By February 18, 2013July 17th, 2019Transvaginal Mesh

According to the claims of plaintiff Linda Gross in the New Jersey Superior Court trial against Johnson & Johnson’s Ethicon over vaginal mesh complications, “Ethicon never conducted human tests of the mesh implant kit that the plaintiff claims hurt her.”

The subject of this lawsuit is the Gynecare Prolift device, which is the type of vaginal mesh kit that the plaintiff in the case was given. Her lawsuit states that the device she was given was a pre-cut piece of mesh that generally comes with its own kit that helps doctors with the implant procedure. The plaintiff is claiming that her device did not actually come with this kit that was marketed to doctors for the purpose of human testing. This is one of the main claims in her lawsuit and a point that the jury in her case has been reminded of repeatedly so far.

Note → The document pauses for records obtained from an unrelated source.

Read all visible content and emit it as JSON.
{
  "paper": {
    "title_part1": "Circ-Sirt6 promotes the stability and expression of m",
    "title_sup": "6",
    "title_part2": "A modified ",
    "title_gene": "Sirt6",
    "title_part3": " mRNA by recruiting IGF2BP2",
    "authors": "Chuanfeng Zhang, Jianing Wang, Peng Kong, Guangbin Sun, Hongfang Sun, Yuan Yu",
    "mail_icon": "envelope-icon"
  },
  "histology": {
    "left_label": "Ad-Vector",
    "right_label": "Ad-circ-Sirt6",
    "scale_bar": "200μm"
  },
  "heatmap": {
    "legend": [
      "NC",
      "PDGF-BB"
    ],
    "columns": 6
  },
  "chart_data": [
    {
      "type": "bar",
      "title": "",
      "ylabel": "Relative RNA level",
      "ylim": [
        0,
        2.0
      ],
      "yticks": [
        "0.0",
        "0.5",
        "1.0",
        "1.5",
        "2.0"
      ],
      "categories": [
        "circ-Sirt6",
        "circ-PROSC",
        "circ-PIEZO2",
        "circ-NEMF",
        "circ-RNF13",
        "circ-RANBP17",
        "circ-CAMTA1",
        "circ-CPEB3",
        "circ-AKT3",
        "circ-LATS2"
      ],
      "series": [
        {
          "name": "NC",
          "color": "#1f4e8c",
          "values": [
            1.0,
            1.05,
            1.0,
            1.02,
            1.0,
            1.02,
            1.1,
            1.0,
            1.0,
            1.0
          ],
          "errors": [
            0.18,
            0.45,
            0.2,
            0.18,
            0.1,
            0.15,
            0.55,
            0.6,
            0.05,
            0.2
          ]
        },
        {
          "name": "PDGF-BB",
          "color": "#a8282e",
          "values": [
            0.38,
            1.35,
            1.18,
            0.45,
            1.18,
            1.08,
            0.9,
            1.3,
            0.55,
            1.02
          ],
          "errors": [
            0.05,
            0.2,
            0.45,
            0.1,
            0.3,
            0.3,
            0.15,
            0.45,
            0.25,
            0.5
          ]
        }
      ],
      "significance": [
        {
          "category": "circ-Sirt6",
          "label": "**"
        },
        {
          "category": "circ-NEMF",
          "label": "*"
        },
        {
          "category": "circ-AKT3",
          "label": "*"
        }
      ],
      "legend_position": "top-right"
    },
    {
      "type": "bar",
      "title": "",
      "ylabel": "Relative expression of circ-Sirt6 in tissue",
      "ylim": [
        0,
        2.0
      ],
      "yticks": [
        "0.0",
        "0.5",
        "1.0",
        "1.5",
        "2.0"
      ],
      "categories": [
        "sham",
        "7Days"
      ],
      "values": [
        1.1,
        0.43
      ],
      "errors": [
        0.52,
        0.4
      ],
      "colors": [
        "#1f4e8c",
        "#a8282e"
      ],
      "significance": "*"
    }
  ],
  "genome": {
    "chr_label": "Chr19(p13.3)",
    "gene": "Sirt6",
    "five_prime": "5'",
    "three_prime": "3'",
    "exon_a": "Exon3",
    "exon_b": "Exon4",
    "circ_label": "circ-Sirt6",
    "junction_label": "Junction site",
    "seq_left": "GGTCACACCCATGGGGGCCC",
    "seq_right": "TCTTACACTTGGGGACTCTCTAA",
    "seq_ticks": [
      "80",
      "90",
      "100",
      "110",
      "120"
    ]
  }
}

In fact, the plaintiff’s lawyers have kept the lack of clinical trials in the jury’s mind by bringing it up during questioning of witnesses, which include Scott Ciarrocca, the executive in charge of the Ethicon team responsible for bringing the Gynecare Prolift to market; Dr. Piet Hinoul, Ethicon’s medical director; and Dr. Charlotte Owens, the Ethicon doctor in charge when the Prolift was first put on the market.

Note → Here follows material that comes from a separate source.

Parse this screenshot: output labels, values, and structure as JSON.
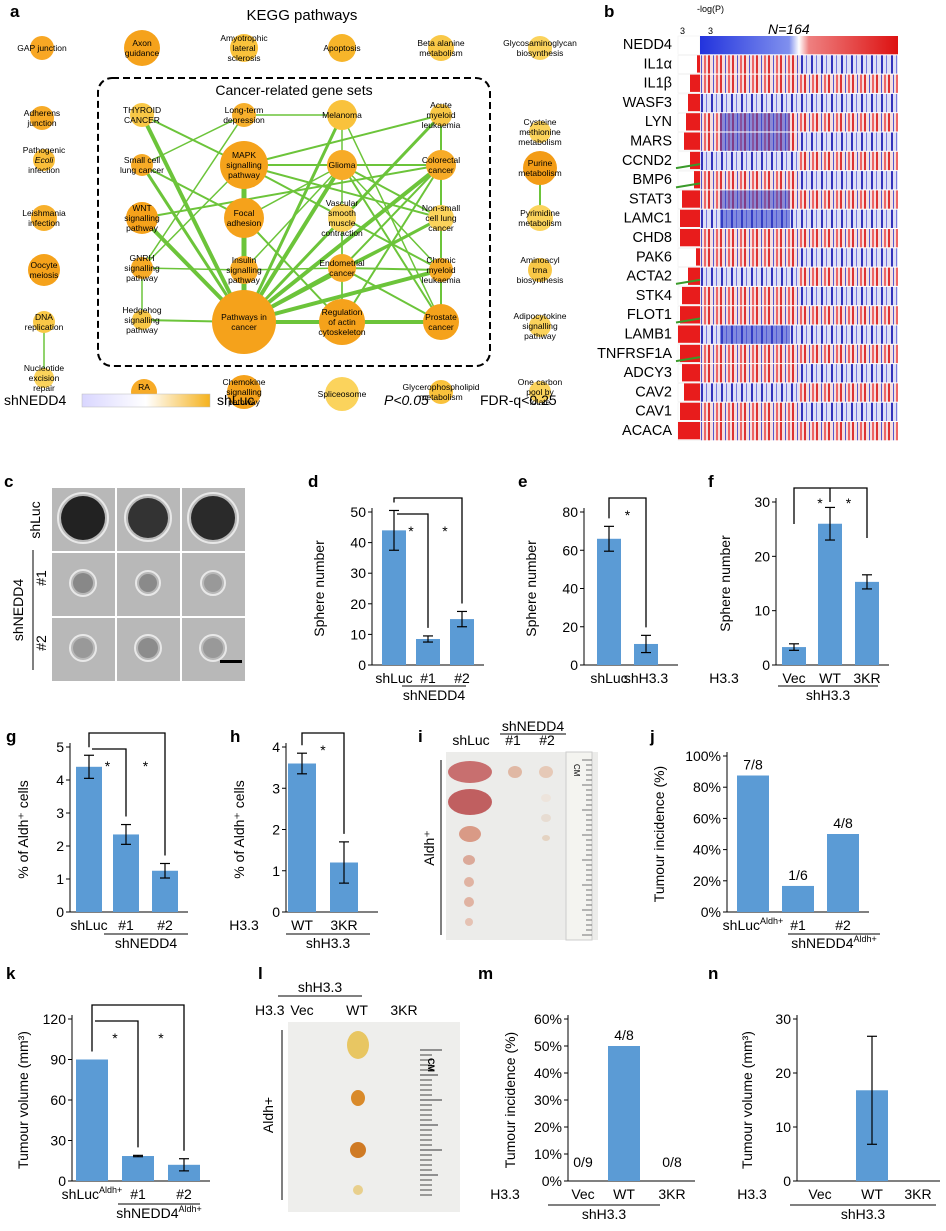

For its part, Ethicon says that before the company started marketing the Prolift device, it tested the Gynemesh PS, which is the mesh that was included in the plaintiff’s kit. The company stated that during the tests, it found that the mesh was not in the same shape that it was in when it was given to the doctors in the prolift kit. Instead, they say that the mesh was in a square so that the doctors could cut it into whatever shape that worked best with their tools. One doctor, Dr. Anne Weber, who was the urogynecology expert for the plaintiff’s side, stated that the company’s dependence on the performance of the Gynemesh PS’s performance didn’t make any sense because the procedure kit for the Prolift device caused a whole new set of difficulties that Gynemesh PS doctors didn’t have to deal with.

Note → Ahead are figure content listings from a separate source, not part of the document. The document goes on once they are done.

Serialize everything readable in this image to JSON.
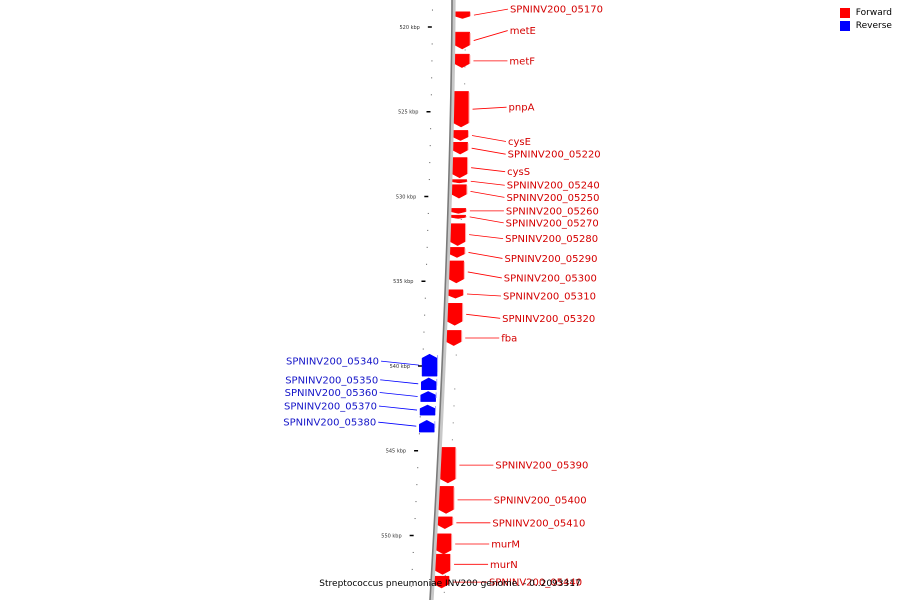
{
  "legend": {
    "forward_label": "Forward",
    "reverse_label": "Reverse",
    "forward_color": "#ff0000",
    "reverse_color": "#0000ff"
  },
  "caption": "Streptococcus pneumoniae INV200 genome. - 0..2093317",
  "chart_data": {
    "type": "genome-map",
    "view_range_kbp": [
      518.5,
      553.5
    ],
    "tick_labels": [
      "520 kbp",
      "525 kbp",
      "530 kbp",
      "535 kbp",
      "540 kbp",
      "545 kbp",
      "550 kbp"
    ],
    "genes": [
      {
        "name": "SPNINV200_05170",
        "strand": "forward",
        "start_kbp": 519.1,
        "end_kbp": 519.5
      },
      {
        "name": "metE",
        "strand": "forward",
        "start_kbp": 520.3,
        "end_kbp": 521.3
      },
      {
        "name": "metF",
        "strand": "forward",
        "start_kbp": 521.6,
        "end_kbp": 522.4
      },
      {
        "name": "pnpA",
        "strand": "forward",
        "start_kbp": 523.8,
        "end_kbp": 525.9
      },
      {
        "name": "cysE",
        "strand": "forward",
        "start_kbp": 526.1,
        "end_kbp": 526.7
      },
      {
        "name": "SPNINV200_05220",
        "strand": "forward",
        "start_kbp": 526.8,
        "end_kbp": 527.5
      },
      {
        "name": "cysS",
        "strand": "forward",
        "start_kbp": 527.7,
        "end_kbp": 528.9
      },
      {
        "name": "SPNINV200_05240",
        "strand": "forward",
        "start_kbp": 529.0,
        "end_kbp": 529.2
      },
      {
        "name": "SPNINV200_05250",
        "strand": "forward",
        "start_kbp": 529.3,
        "end_kbp": 530.1
      },
      {
        "name": "SPNINV200_05260",
        "strand": "forward",
        "start_kbp": 530.7,
        "end_kbp": 531.0
      },
      {
        "name": "SPNINV200_05270",
        "strand": "forward",
        "start_kbp": 531.1,
        "end_kbp": 531.3
      },
      {
        "name": "SPNINV200_05280",
        "strand": "forward",
        "start_kbp": 531.6,
        "end_kbp": 532.9
      },
      {
        "name": "SPNINV200_05290",
        "strand": "forward",
        "start_kbp": 533.0,
        "end_kbp": 533.6
      },
      {
        "name": "SPNINV200_05300",
        "strand": "forward",
        "start_kbp": 533.8,
        "end_kbp": 535.1
      },
      {
        "name": "SPNINV200_05310",
        "strand": "forward",
        "start_kbp": 535.5,
        "end_kbp": 536.0
      },
      {
        "name": "SPNINV200_05320",
        "strand": "forward",
        "start_kbp": 536.3,
        "end_kbp": 537.6
      },
      {
        "name": "fba",
        "strand": "forward",
        "start_kbp": 537.9,
        "end_kbp": 538.8
      },
      {
        "name": "SPNINV200_05340",
        "strand": "reverse",
        "start_kbp": 539.3,
        "end_kbp": 540.6
      },
      {
        "name": "SPNINV200_05350",
        "strand": "reverse",
        "start_kbp": 540.7,
        "end_kbp": 541.4
      },
      {
        "name": "SPNINV200_05360",
        "strand": "reverse",
        "start_kbp": 541.5,
        "end_kbp": 542.1
      },
      {
        "name": "SPNINV200_05370",
        "strand": "reverse",
        "start_kbp": 542.3,
        "end_kbp": 542.9
      },
      {
        "name": "SPNINV200_05380",
        "strand": "reverse",
        "start_kbp": 543.2,
        "end_kbp": 543.9
      },
      {
        "name": "SPNINV200_05390",
        "strand": "forward",
        "start_kbp": 544.8,
        "end_kbp": 546.9
      },
      {
        "name": "SPNINV200_05400",
        "strand": "forward",
        "start_kbp": 547.1,
        "end_kbp": 548.7
      },
      {
        "name": "SPNINV200_05410",
        "strand": "forward",
        "start_kbp": 548.9,
        "end_kbp": 549.6
      },
      {
        "name": "murM",
        "strand": "forward",
        "start_kbp": 549.9,
        "end_kbp": 551.1
      },
      {
        "name": "murN",
        "strand": "forward",
        "start_kbp": 551.1,
        "end_kbp": 552.3
      },
      {
        "name": "SPNINV200_05440",
        "strand": "forward",
        "start_kbp": 552.4,
        "end_kbp": 553.1
      }
    ]
  }
}
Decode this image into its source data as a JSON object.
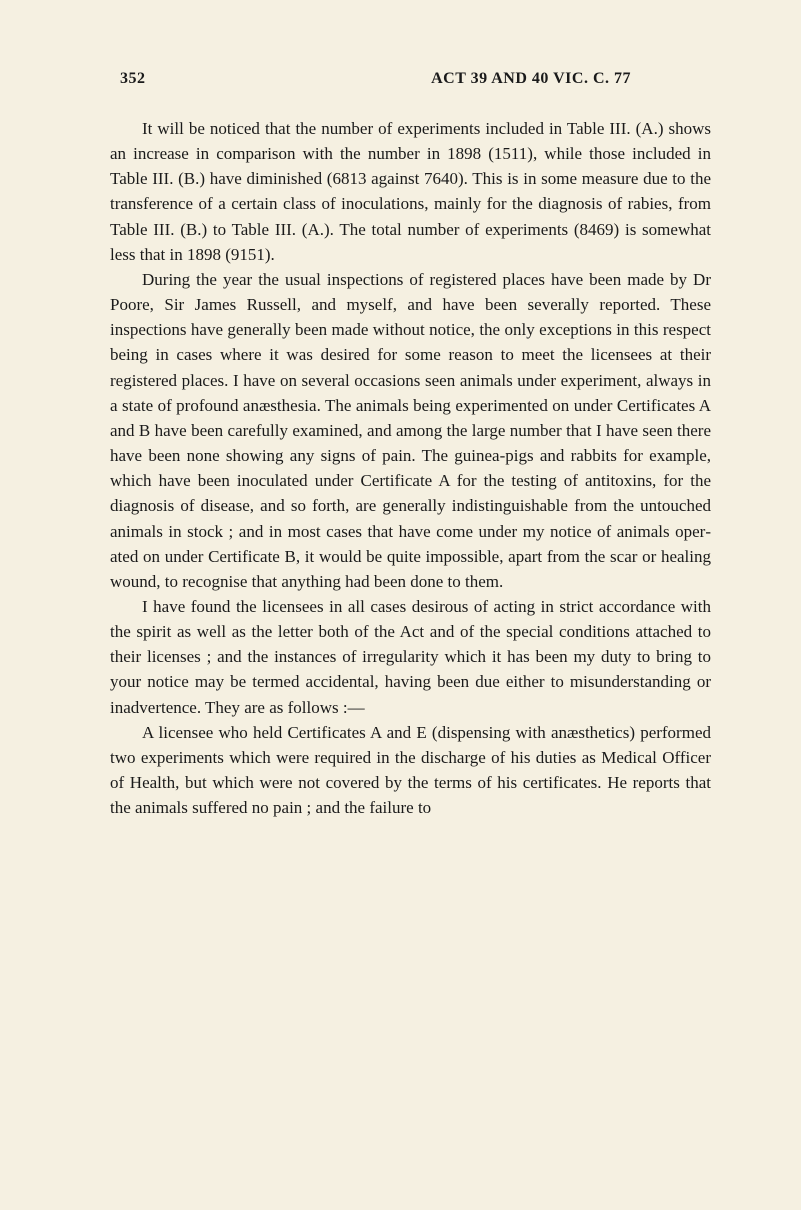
{
  "page_number": "352",
  "header_title": "ACT 39 AND 40 VIC. C. 77",
  "paragraphs": {
    "p1": "It will be noticed that the number of experiments included in Table III. (A.) shows an increase in comparison with the number in 1898 (1511), while those included in Table III. (B.) have diminished (6813 against 7640). This is in some measure due to the transference of a certain class of inocula­tions, mainly for the diagnosis of rabies, from Table III. (B.) to Table III. (A.). The total number of experiments (8469) is somewhat less that in 1898 (9151).",
    "p2": "During the year the usual inspections of registered places have been made by Dr Poore, Sir James Russell, and myself, and have been severally reported. These inspections have generally been made without notice, the only exceptions in this respect being in cases where it was desired for some reason to meet the licensees at their registered places. I have on several occasions seen animals under experiment, always in a state of profound anæsthesia. The animals being experimented on under Certificates A and B have been care­fully examined, and among the large number that I have seen there have been none showing any signs of pain. The guinea-pigs and rabbits for example, which have been inocu­lated under Certificate A for the testing of antitoxins, for the diagnosis of disease, and so forth, are generally indis­tinguishable from the untouched animals in stock ; and in most cases that have come under my notice of animals oper­ated on under Certificate B, it would be quite impossible, apart from the scar or healing wound, to recognise that anything had been done to them.",
    "p3": "I have found the licensees in all cases desirous of acting in strict accordance with the spirit as well as the letter both of the Act and of the special conditions attached to their licenses ; and the instances of irregularity which it has been my duty to bring to your notice may be termed accidental, having been due either to misunderstanding or inadvertence. They are as follows :—",
    "p4": "A licensee who held Certificates A and E (dispensing with anæsthetics) performed two experiments which were required in the discharge of his duties as Medical Officer of Health, but which were not covered by the terms of his certificates. He reports that the animals suffered no pain ; and the failure to"
  },
  "styling": {
    "background_color": "#f5f0e1",
    "text_color": "#1a1a1a",
    "font_family": "Georgia, Times New Roman, serif",
    "body_font_size": 17,
    "header_font_size": 16,
    "line_height": 1.48,
    "text_indent": 32
  }
}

Vaginal mesh devices like Ethicon’s Gynemesh Prolift implant have undergone scrutiny for some time now after the devices were found to cause serious complications that required surgical removal. Some of those complications include erosion, vaginal scarring, painful intercourse and infections. These have caused many patients to file lawsuits against the manufacturers of the devices.